Modern technology has unraveled an ancient mystery about the death of an Egyptian king.
Computed tomography (CT) scans of the mummified remains of Pharaoh Seqenenre Taa II, the Brave, revealed new details about his head injuries not previously found in examinations since his mummy was discovered in the 1880s. Those examinations, including an X-ray study in the 1960s, had found that the king had suffered several severe head injuries but no other wounds to his body.
Seqenenre briefly ruled over South Egypt during the country's occupation by the Hyksos, a foreign dynasty that held power across the kingdom for about a century (c. 1650-1550 BC). He was killed during his attempt to oust the Hyksos. His violent death indirectly led to the reunification of Egypt in the 16th century BC.
Prior to the latest examination, the theory was that the king had been captured in battle and then executed afterward, possibly by the Hyksos king himself. It was also suggested he was murdered in his sleep by a palace conspiracy.
The new study now suggests that the king was captured on the battlefield, and then his hands were tied behind his back. The scans suggest the execution had been carried out by multiple attackers, according to the researchers. The scientists confirmed this by studying five different Hyksos weapons that matched the king's wounds.

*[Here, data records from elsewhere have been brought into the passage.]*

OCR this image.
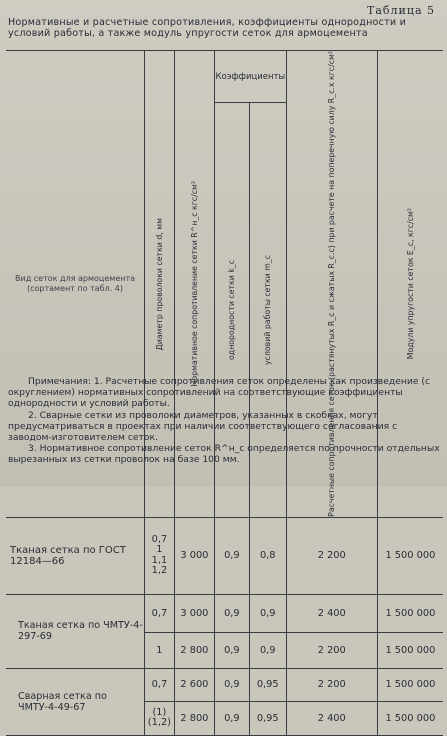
Таблица 5
Нормативные и расчетные сопротивления, коэффициенты однородности и условий работы, а также модуль упругости сеток для армоцемента
Вид сеток для армоцемента (сортамент по табл. 4)	Диаметр проволоки сетки d, мм	Нормативное сопротивление сетки R^н_с кгс/см²	Коэффициенты		Расчетные сопротивления сеток (растянутых R_с и сжатых R_с.с) при расчете на поперечную силу R_с.х кгс/см²	Модули упругости сеток E_с, кгс/см²

			однородности сетки k_с	условий работы сетки m_с		

Тканая сетка по ГОСТ 12184—66	0,7
1
1,1
1,2	3 000	0,9	0,8	2 200	1 500 000
Тканая сетка по ЧМТУ-4-297-69	0,7	3 000	0,9	0,9	2 400	1 500 000
	1	2 800	0,9	0,9	2 200	1 500 000
Сварная сетка по ЧМТУ-4-49-67	0,7	2 600	0,9	0,95	2 200	1 500 000

	(1)
(1,2)	2 800	0,9	0,95	2 400	1 500 000

Примечания: 1. Расчетные сопротивления сеток определены как произведение (с округлением) нормативных сопротивлений на соответствующие коэффициенты однородности и условий работы.

2. Сварные сетки из проволоки диаметров, указанных в скобках, могут предусматриваться в проектах при наличии соответствующего согласования с заводом-изготовителем сеток.

3. Нормативное сопротивление сеток R^н_с определяется по прочности отдельных вырезанных из сетки проволок на базе 100 мм.
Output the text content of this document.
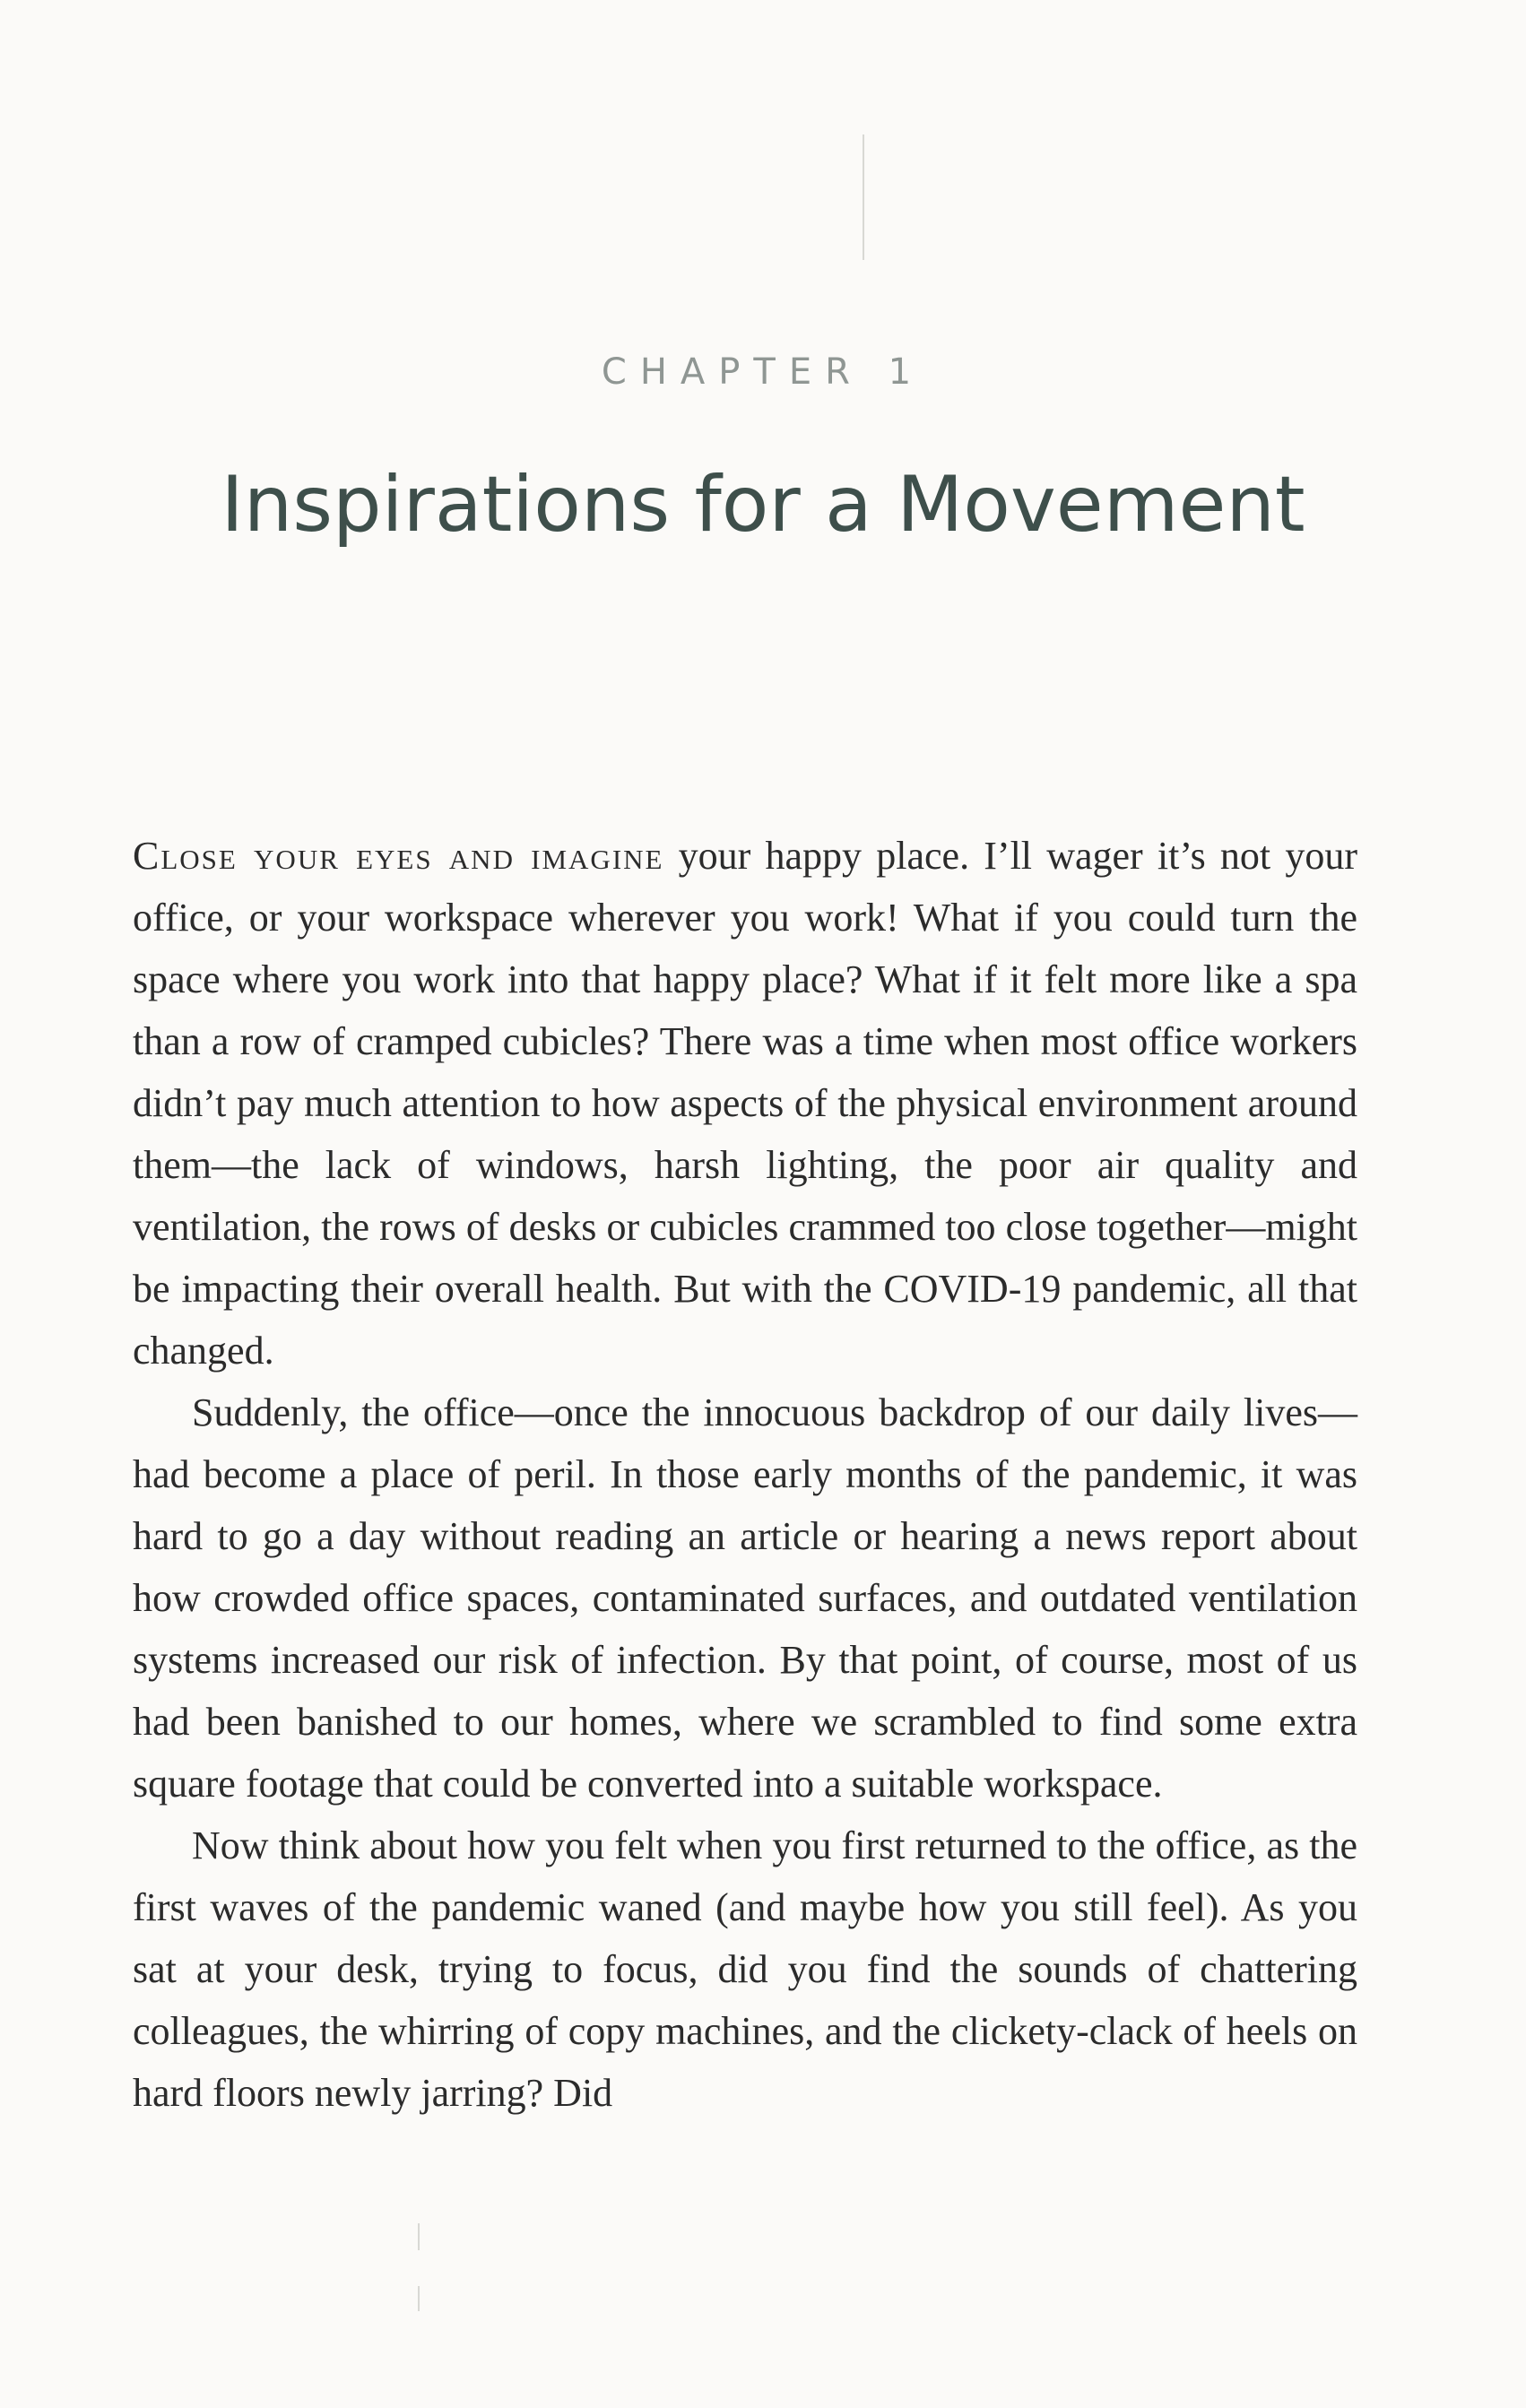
CHAPTER 1
Inspirations for a Movement

Close your eyes and imagine your happy place. I’ll wager it’s not your office, or your workspace wherever you work! What if you could turn the space where you work into that happy place? What if it felt more like a spa than a row of cramped cubicles? There was a time when most office workers didn’t pay much attention to how aspects of the physical environment around them—the lack of windows, harsh lighting, the poor air quality and ventilation, the rows of desks or cubicles crammed too close together—might be impacting their overall health. But with the COVID-19 pandemic, all that changed.

Suddenly, the office—once the innocuous backdrop of our daily lives—had become a place of peril. In those early months of the pandemic, it was hard to go a day without reading an article or hearing a news report about how crowded office spaces, contaminated surfaces, and outdated ventilation systems increased our risk of infection. By that point, of course, most of us had been banished to our homes, where we scrambled to find some extra square footage that could be converted into a suitable workspace.

Now think about how you felt when you first returned to the office, as the first waves of the pandemic waned (and maybe how you still feel). As you sat at your desk, trying to focus, did you find the sounds of chattering colleagues, the whirring of copy machines, and the clickety-clack of heels on hard floors newly jarring? Did
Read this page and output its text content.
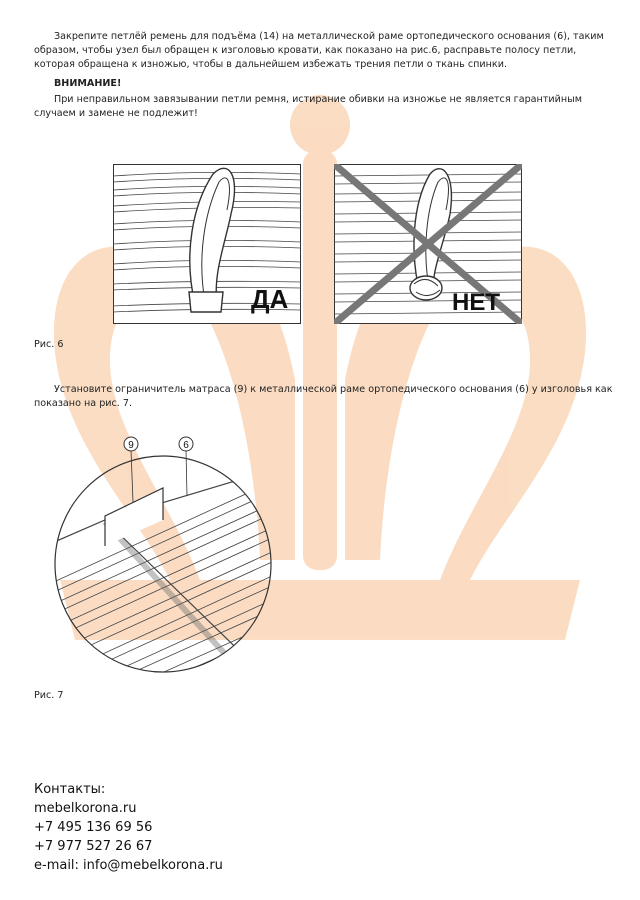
Закрепите петлёй ремень для подъёма (14) на металлической раме ортопедического основания (6), таким образом, чтобы узел был обращен к изголовью кровати, как показано на рис.6, расправьте полосу петли, которая обращена к изножью, чтобы в дальнейшем избежать трения петли о ткань спинки.
ВНИМАНИЕ!
При неправильном завязывании петли ремня, истирание обивки на изножье не является гарантийным случаем и замене не подлежит!
ДА	НЕТ
Рис. 6
Установите ограничитель матраса (9) к металлической раме ортопедического основания (6) у изголовья как показано на рис. 7.
9	6
Рис. 7
Контакты:
mebelkorona.ru
+7 495 136 69 56
+7 977 527 26 67
e-mail: info@mebelkorona.ru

"This suggests that Seqenenre was really on the front line with his soldiers risking his life to liberate Egypt," said lead author Dr. Sahar Saleem, a professor of radiology at Cairo University who specializes in paleoradiology.
"In a normal execution on a bound prisoner, it could be assumed that only one assailant strikes, possibly from different angles but not with different weapons," Saleem explained. "Seqenenre's death was rather a ceremonial execution."
Detailed morphology revealed in the images made it possible for researchers to estimate that Seqenenre was about 40 when he died.
The findings were published Feb. 17 in the journal Frontiers in Medicine.
The study also revealed more information on the king's mummification. While previously, the poor condition of the mummy suggested the embalming had been done hastily, away from the royal mummification workshop, the new research suggests it instead took place in a real mummification laboratory. The CT study revealed that the embalmers used a sophisticated method to hide the king's head wounds under a layer of embalming material. This functioned similarly to the fillers used in modern plastic surgery.
Saleem and co-author Zahi Hawass, an archaeologist and former Egyptian minister of antiquities, have pioneered the use of CT scans to study the New Kingdom pharaohs and warriors. This includes well-known names such as Hatshepsut, Tutankhamun, Ramesses III, Thutmose III and Rameses II.
Saleem said the CT scan study provides important new details about a pivotal point in Egypt's long history.
"Seqenenre's death motivated his successors to continue the fight to unify Egypt and start the New Kingdom," she said in a journal news release.